Case Presentation: A 46-year-old female with a history of amphetamine abuse, depression, and hypertension presented to the ED for acute onset of bilateral lower extremity weakness and urinary incontinence. She denied other associated symptoms. The patient’s neurologic exam was notable for symmetrically decreased lower extremities motor strength and reflexes to 2/5, decreased sensation below L1, and overflow incontinence. Imaging studies including the brain, thoracic, and lumbar MRI with and without contrast did not show any significant abnormalities. Lumbar puncture did not show any abnormal findings except protein of 146 mg/ml (normal 12-60) and Myelin basic protein of CSF was greater than 150 (0.0-3.7). All the microbiologic studies including Lyme, VDRL, VZV DNA, West Nile, Cryptococcus, HSV, TB PCR, gram stain, and cultures including Tuberculosis (AFB) were negative. Viral serology for hepatitis B, C, HIV, and COVID 19 was negative. A urine drug screen was positive for amphetamine. Vasculitis workup including Sjogren (anti-SSA and SSB), Rheumatoid arthritis, systemic lupus erythematosus, and lupus anticoagulant was negative. There were no oligoclonal bands in CSF, and serum protein electrophoresis was within the normal limit. Vitamins deficiency including vitamin B1,6,12 and heavy metal toxicity was ruled out. Serum ceruloplasmin and the copper level were within normal limits. ESR was 80 mm/hr. EMG of Lower extremities did not show any large fiber acute demyelinating neuropathy or acute denervation. She was started on IV immunoglobulin (IVIG), steroid therapy( methylprednisone 1 gram per day for 5 days), and plasmapheresis. She remarkably improved with the treatment. We continued conservative and supportive measures for her till complete recovery.

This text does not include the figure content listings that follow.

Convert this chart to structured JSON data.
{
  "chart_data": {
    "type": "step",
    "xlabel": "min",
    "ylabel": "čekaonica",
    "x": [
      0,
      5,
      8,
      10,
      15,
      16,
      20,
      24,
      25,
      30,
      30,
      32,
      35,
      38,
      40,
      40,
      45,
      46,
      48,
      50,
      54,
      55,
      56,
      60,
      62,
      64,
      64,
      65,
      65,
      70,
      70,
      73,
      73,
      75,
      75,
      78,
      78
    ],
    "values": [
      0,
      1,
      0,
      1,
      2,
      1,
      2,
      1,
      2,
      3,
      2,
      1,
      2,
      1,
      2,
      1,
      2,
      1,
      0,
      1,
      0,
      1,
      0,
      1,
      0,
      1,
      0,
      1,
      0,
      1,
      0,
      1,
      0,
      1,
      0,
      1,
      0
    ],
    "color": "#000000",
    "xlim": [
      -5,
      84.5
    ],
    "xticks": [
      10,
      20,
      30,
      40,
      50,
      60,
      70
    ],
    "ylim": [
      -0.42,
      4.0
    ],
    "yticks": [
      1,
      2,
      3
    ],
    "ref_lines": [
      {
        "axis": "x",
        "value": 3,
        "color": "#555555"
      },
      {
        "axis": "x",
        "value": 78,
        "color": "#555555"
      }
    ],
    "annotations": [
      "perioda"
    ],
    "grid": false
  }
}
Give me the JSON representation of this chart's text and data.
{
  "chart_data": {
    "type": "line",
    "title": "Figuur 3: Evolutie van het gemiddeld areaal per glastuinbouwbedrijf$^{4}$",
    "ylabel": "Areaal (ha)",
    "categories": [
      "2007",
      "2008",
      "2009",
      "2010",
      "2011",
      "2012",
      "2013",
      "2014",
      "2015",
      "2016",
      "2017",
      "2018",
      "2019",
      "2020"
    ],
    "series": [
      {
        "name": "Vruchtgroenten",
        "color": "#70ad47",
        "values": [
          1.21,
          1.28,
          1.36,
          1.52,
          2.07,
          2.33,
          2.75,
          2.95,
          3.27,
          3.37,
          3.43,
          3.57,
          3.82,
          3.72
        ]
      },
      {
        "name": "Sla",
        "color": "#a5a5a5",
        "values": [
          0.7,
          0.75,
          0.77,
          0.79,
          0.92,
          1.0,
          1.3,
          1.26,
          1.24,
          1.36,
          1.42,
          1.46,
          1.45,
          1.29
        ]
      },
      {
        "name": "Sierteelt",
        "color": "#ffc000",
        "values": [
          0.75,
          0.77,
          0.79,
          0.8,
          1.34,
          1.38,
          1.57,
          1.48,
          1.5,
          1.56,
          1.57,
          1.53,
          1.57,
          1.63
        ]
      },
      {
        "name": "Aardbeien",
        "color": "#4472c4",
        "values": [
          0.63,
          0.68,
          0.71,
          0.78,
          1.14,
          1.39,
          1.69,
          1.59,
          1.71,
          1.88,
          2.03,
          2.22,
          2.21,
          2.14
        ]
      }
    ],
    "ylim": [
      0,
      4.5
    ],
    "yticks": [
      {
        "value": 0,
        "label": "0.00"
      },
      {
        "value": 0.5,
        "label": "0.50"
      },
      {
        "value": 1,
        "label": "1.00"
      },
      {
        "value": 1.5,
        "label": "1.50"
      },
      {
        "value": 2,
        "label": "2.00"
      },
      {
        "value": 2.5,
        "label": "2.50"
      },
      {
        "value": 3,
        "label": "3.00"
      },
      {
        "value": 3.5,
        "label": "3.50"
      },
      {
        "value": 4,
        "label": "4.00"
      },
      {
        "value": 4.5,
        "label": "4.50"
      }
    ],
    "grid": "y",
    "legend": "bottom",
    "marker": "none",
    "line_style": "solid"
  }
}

Discussion: Acute transverse myelitis is an acute inflammation of gray and white matter in one or more adjacent spinal cord segments. It happens mostly due to multiple sclerosis(MS) but it can happen in patients with vasculitis, systemic lupus erythematosus, viral and bacterial infections (meningoencephalitis), autoimmune or post-infectious inflammation like Lyme, mycoplasma, syphilis, tuberculosis, or in patients who are taking amphetamines, IV heroin, antifungal or antiparasitic medications. Diagnosis is done by MRI, cerebrospinal fluid (CSF) analysis, and blood tests. We present a case of transverse myelitis due to amphetamine toxicity.

Conclusions: Transverse myelitis is a rare neurologic condition which recognized with focal inflammation and injury of spinal cord. There are variety of medical conditions including infectious or non-infectious can cause it. This case report emphasis the importance of non-infectious cause of transverse myelitis and showed early diagnosis and treatment can be crucial in the patient recovery.